Within the current plant/animal community
Examples: plants that stabilize the soil, plants that add tons of organic matter, plants that can penetrate hardpan soil, plants that fix nitrogen, etc.
Throughout time within the current community
Examples: plants that bloom early in the spring before other plants grow and shade them out, plants that flower at different times throughout the growing season, trees that fruit at different times, etc.
Different species all consume specific species and it all balances out so that nothing goes hungry and everything is used. Ecosystems contain an immense amount of biodiversity, and it is self-balancing. If a role needs to be filled, something arrives to fill it. If too much of something exists for a balanced ecosystem, it will reduce in numbers (because there is not enough food for it, or because it gets shaded out through succession, for example).

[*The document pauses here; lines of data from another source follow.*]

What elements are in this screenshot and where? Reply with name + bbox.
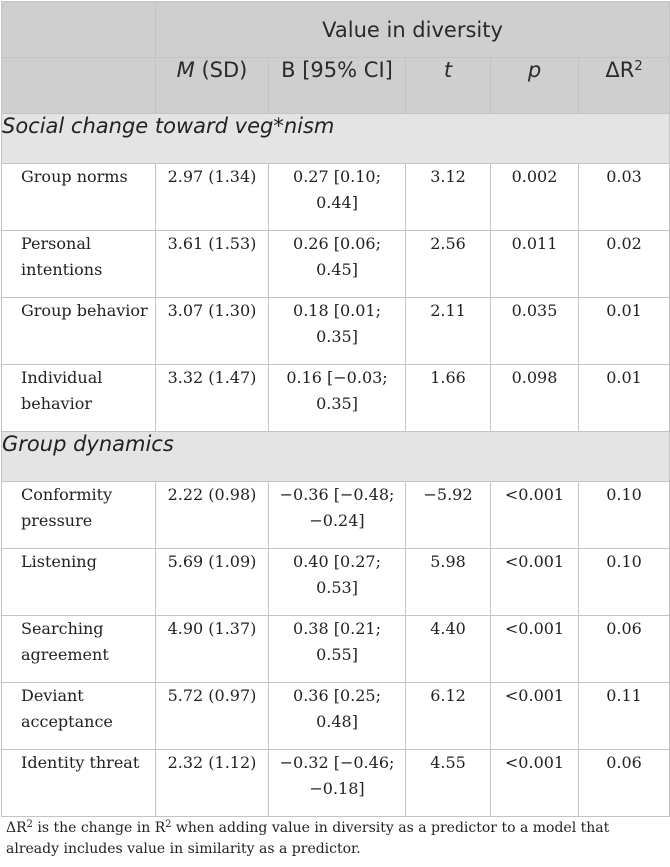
group-header: Value in diversity [154, 1, 670, 58]
row-label: Individual behavior [1, 364, 156, 432]
cell-delta-r2: 0.06 [577, 615, 670, 683]
row-label: Group behavior [1, 297, 156, 365]
cell-mean-sd: 2.32 (1.12) [155, 749, 269, 817]
cell-t: −5.92 [405, 481, 491, 549]
cell-p: <0.001 [490, 481, 579, 549]
table-footnote: ΔR2 is the change in R2 when adding valu… [6, 818, 666, 860]
section-row: Group dynamics [0, 431, 670, 482]
row-label: Personal intentions [1, 230, 156, 298]
cell-delta-r2: 0.10 [577, 548, 670, 616]
cell-mean-sd: 2.22 (0.98) [155, 481, 269, 549]
section-title: Social change toward veg*nism [0, 113, 670, 164]
cell-b-ci: 0.36 [0.25; 0.48] [268, 682, 406, 750]
cell-t: 5.98 [405, 548, 491, 616]
cell-b-ci: 0.26 [0.06; 0.45] [268, 230, 406, 298]
cell-mean-sd: 2.97 (1.34) [155, 163, 269, 231]
cell-mean-sd: 4.90 (1.37) [155, 615, 269, 683]
footnote-part3: when adding value in diversity as a pred… [6, 820, 610, 857]
section-row: Social change toward veg*nism [0, 113, 670, 164]
footnote-part1: ΔR [6, 820, 27, 836]
cell-t: 4.55 [405, 749, 491, 817]
results-table: Value in diversity M (SD) B [95% CI] t p… [0, 1, 670, 817]
cell-delta-r2: 0.06 [577, 749, 670, 817]
table-row: Group norms 2.97 (1.34) 0.27 [0.10; 0.44] 3… [1, 163, 670, 231]
cell-p: <0.001 [490, 548, 579, 616]
cell-mean-sd: 5.69 (1.09) [155, 548, 269, 616]
col-header-m-symbol: M [176, 58, 195, 82]
cell-delta-r2: 0.03 [577, 163, 670, 231]
cell-b-ci: 0.18 [0.01; 0.35] [268, 297, 406, 365]
table-row: Individual behavior 3.32 (1.47) 0.16 [−0.0… [1, 364, 670, 432]
col-header-p: p [490, 57, 579, 114]
footnote-sup2: 2 [165, 819, 172, 831]
cell-t: 4.40 [405, 615, 491, 683]
header-row-columns: M (SD) B [95% CI] t p ΔR2 [1, 57, 670, 114]
cell-delta-r2: 0.01 [577, 297, 670, 365]
col-header-m: M (SD) [155, 57, 269, 114]
col-header-m-rest: (SD) [194, 58, 248, 82]
col-header-dr-base: ΔR [605, 58, 635, 82]
cell-delta-r2: 0.10 [577, 481, 670, 549]
cell-t: 1.66 [405, 364, 491, 432]
col-header-t: t [405, 57, 491, 114]
table-row: Conformity pressure 2.22 (0.98) −0.36 [−0.… [1, 481, 670, 549]
cell-mean-sd: 3.32 (1.47) [155, 364, 269, 432]
table-row: Deviant acceptance 5.72 (0.97) 0.36 [0.25;… [1, 682, 670, 750]
row-label: Identity threat [1, 749, 156, 817]
cell-b-ci: 0.38 [0.21; 0.55] [268, 615, 406, 683]
cell-b-ci: 0.27 [0.10; 0.44] [268, 163, 406, 231]
cell-p: 0.098 [490, 364, 579, 432]
footnote-part2: is the change in R [32, 820, 166, 836]
cell-delta-r2: 0.01 [577, 364, 670, 432]
table-row: Searching agreement 4.90 (1.37) 0.38 [0.21… [1, 615, 670, 683]
row-label: Searching agreement [1, 615, 156, 683]
cell-p: <0.001 [490, 615, 579, 683]
section-title: Group dynamics [0, 431, 670, 482]
cell-b-ci: −0.36 [−0.48; −0.24] [268, 481, 406, 549]
footnote-sup1: 2 [26, 819, 33, 831]
cell-delta-r2: 0.02 [577, 230, 670, 298]
cell-p: 0.002 [490, 163, 579, 231]
header-row-group: Value in diversity [1, 1, 670, 58]
cell-t: 2.11 [405, 297, 491, 365]
header-corner-cell [1, 1, 156, 58]
cell-b-ci: 0.16 [−0.03; 0.35] [268, 364, 406, 432]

An exception here is invasive species, which haven’t existed in an ecosystem long enough for nature to have developed checks and balances for it. We should help control in this case.
Ecosystems are so complex, that we can’t really plan them. Only nature can truly succeed at creating a fully-functioning ecosystem. However we can start by trying to mimic an ecosystem in our landscape and then allowing nature to start filling in some of the roles we’ve missed. That means if nature brings dandelions, for example, let them stay. They are filling a role that you haven’t filled yet. Any plant or animal that nature brings that isn’t invasive, you should really consider leaving. Nature knows what she is doing! If you really let her do her thing, you will be immensely rewarded with extremely easy and productive landscaping.